After lunch we head back out to sea for a spot more fishing and to check the crayfish pots he had laid a few days earlier (nothing caught) before dropping us of Paihia. A great day out.

The following day we join Darran (my mate from Sennybridge who emigrated to NZ several years ago and lives locally) and travel to Tauwhare Bay where his in-laws have a bach (holiday home). What a location, one of the nicest bays we’ve been to on our tour of NZ so far.

We spent the afternoon on the beach, swimming, kayaking and lazing around. In the evening I popped out on a boat with Darran’s brother-in-law to check a long-line (a sequence of 25 hooked lines strung on a long line between two weighted buoys) which he had set-out earlier in the afternoon. Unusually, the technique has only hooked one snapper. In the evening we had supper at the bach before heading back to Kerikeri.

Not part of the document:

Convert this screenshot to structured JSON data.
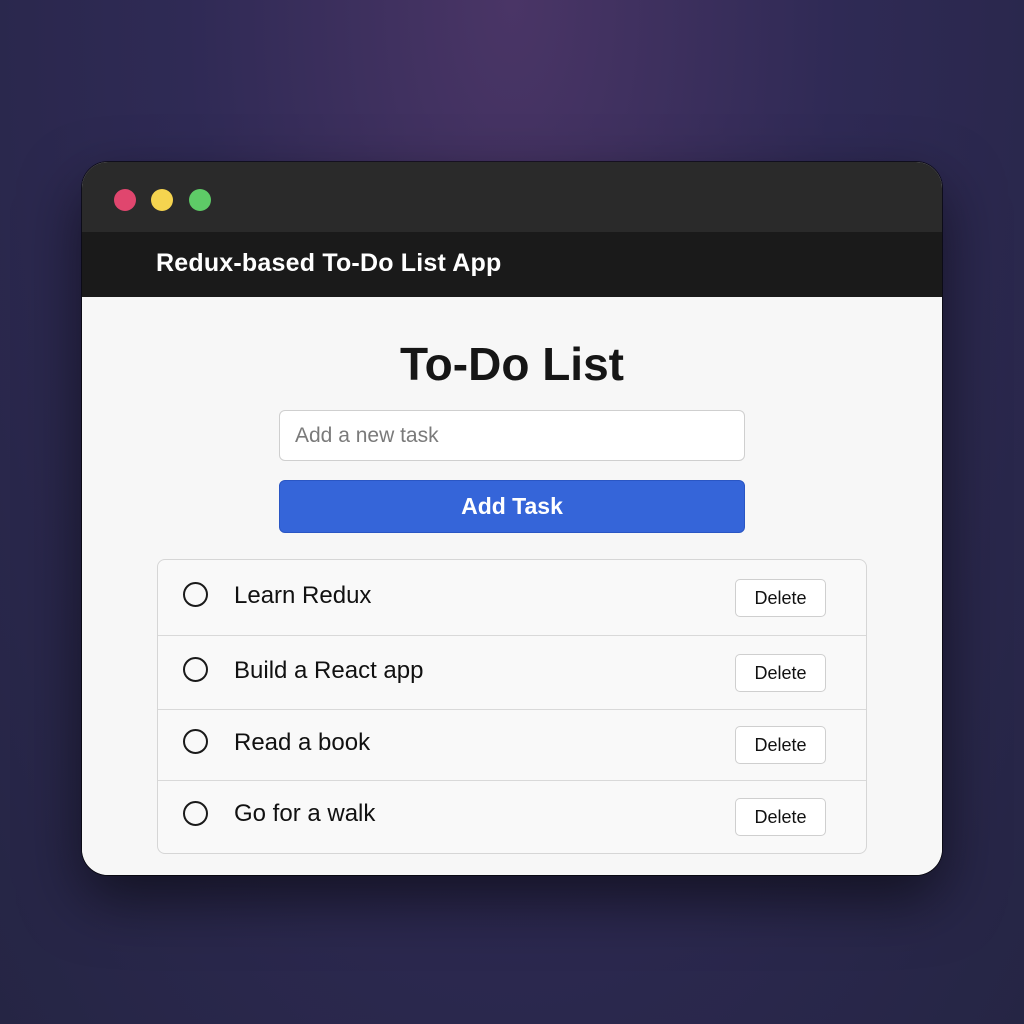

Before committing to a move to NZ to work for Telecom NZ I had spent four whistle-stop days meeting people at Telecom and checking out Auckland and Wellington. On my taxi ride back to the airport for my journey home to the UK the driver had put forward the theory that NZ offers ‘a millionaire lifestyle on a taxi driver wages’. Our last few days in the Bays of Island seems an almost poetic conclusion to our five year journey to prove this theory is true. QED.